WREG's Todd Demers was in the News Channel 3 studios ten years ago, watching as the storm hit.
“It was overwhelming because it was somewhat unexpected for that storm to deliver that kind of punch as it came through the Memphis area," he said.
In the past ten years, MLGW has been working to prepare for storms like Hurricane Elvis.
Thousands were without power for weeks after the storm.
“In 2004, the state of Tennessee passed a law, a mutual aid law, that said any municipality in Tennessee can help another municipality out without already previously having contracts in place. So that greatly sped things up. And then also since then on a national level, congress has passed a similar act,” said Callen Hayes, crisis management coordinator for MLGW.

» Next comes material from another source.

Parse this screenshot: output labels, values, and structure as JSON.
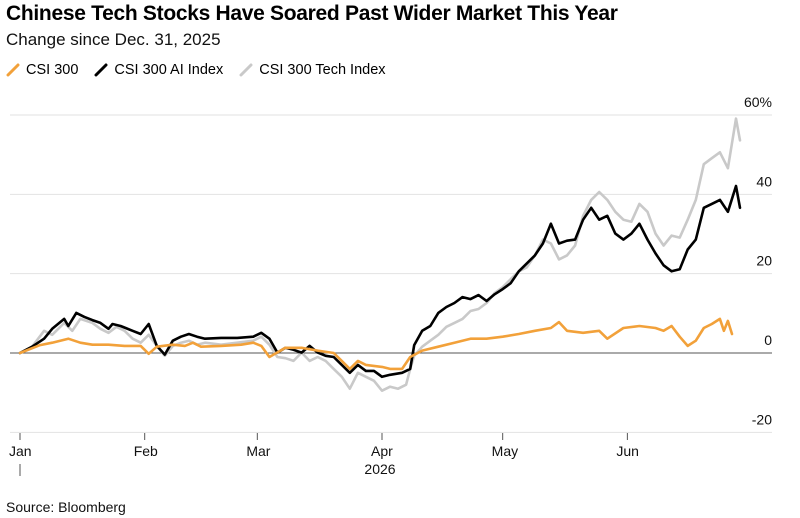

Shelby County Emergency Management has since worked with county and grant money to set up an emergency operations center filled with new equipment.
“The images, the GIS and all of the technology we are able to bring in and have live feeds. So a lot of that has changed in one word that would be technology,” said Shelby County EMA and Homeland Defense Director Bob Nations.
“The pulling people together from six counties and how well they’ve built a network,” Nations said about the work done in recent years.
Nations said they continue to constantly plan for the next big storm or earthquake to hit the Mid-South.
“It’s not as if you can just have a plan and that’s it. This really is an action matter, so it’s planning,” said Nations.